Hi there dear readers!

Some time ago I truly enjoyed a project involving labels of herbal teas and spices that had to be translated into Italian, so I thought of sharing this with you.

tea bagsThe customer had 40+ labels as *.pdf files to be translated. They sent me an editable file where I had to insert the translation. In this way I was able to work faster and in a more consistent way.
However, the customer cleverly sent me the *.pdf files too, so that I could draw from the images, the layout and the colour palette to provide an appropriate translation. This is always a good idea!

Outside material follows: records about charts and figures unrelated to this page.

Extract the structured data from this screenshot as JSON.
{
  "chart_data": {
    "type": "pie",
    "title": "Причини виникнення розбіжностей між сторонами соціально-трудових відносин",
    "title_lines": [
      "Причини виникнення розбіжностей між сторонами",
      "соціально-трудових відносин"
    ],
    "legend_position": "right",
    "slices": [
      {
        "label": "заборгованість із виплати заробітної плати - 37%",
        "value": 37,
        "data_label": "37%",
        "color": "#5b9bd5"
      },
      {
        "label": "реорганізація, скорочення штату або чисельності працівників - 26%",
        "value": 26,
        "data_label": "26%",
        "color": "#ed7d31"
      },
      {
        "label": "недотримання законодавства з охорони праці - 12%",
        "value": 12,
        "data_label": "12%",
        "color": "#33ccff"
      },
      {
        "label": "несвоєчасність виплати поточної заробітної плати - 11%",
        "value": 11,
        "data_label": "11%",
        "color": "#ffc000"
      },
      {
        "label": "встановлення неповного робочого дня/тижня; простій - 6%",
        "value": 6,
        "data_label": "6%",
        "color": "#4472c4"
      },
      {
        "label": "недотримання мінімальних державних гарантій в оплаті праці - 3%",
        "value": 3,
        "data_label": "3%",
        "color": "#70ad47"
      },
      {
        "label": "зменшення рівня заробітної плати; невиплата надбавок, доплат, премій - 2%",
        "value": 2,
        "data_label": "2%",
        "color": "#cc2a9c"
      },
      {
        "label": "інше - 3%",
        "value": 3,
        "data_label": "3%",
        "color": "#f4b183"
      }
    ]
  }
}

A few things to check were:

– Are there any character limits for the translation? We don’t want the graphic designer to get crazy!
– Are there any previous versions of the labels? If so, do they need to be checked again/re-translated or are they acceptable? To err is human; to persist is of the devil 😉

After sharing comments and insights, I checked the drafts prepared by the graphic designer for spelling, punctuation and hyphenation (how words are divided into syllables) mistakes.
For example, while in German quotation marks are „  “, in Italian they are “” and the German version would make a strange impression on a label. All these comments were made on annotated *.pdf files so that my software could talk with the graphic designer’s.

And after this check, off to printing!!!

And do you have similar experiences or advice you would like to share?

Thanks in advance for your comments!